It had sunk in..mum was going to die, and soon. Rest assured she was not in pain, she was comfortable. Mum was slowly going downhill, not that she ever complained, she never once complained about her struggle. She was still eating and drinking although not lots.
I think i pretty much stayed with mum all day, being a nurse meant she had a steady flow of friends and coworkers.
I remember one conversation about where mum's ashes were going. Mum had a plot in the wall at Templestowe cemetary however from our experience there are usually more ashes then will fit. So mum said all she wanted was for her ashes to be spead somewhere peaceful, perhaps where a creek meets the sea.
I really had no idea, but it was my intention to go to queensland to see if i could get some work in my field of study.

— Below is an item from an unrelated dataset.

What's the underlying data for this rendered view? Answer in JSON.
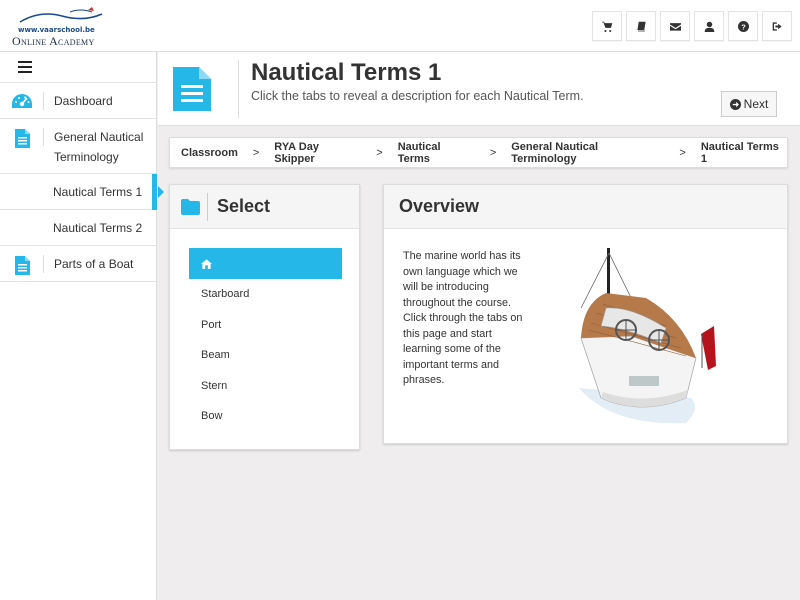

Mum and i, i think had a special bond, it's hard to quantify, not sayng she loved any other of my siblings less, but there was something. perhaps it was the journey we had travelled of the past years through her treatment.
I know mum lived a few days more but it was this night i said goodbye to her. I think it was we were alone, we'd chatted all day. I had to say goodbye to go home and get some sleep. I kissed her and gave her a cuddle(it was one thing she always great cuddles). As I left her room i turned around. She was waving goodbye with a smile on her kind face. It is this image in my head that i remember.
I waved back, holding back the tears until i got into the lift where i lost it, thankfully i was alone. i went home and slept.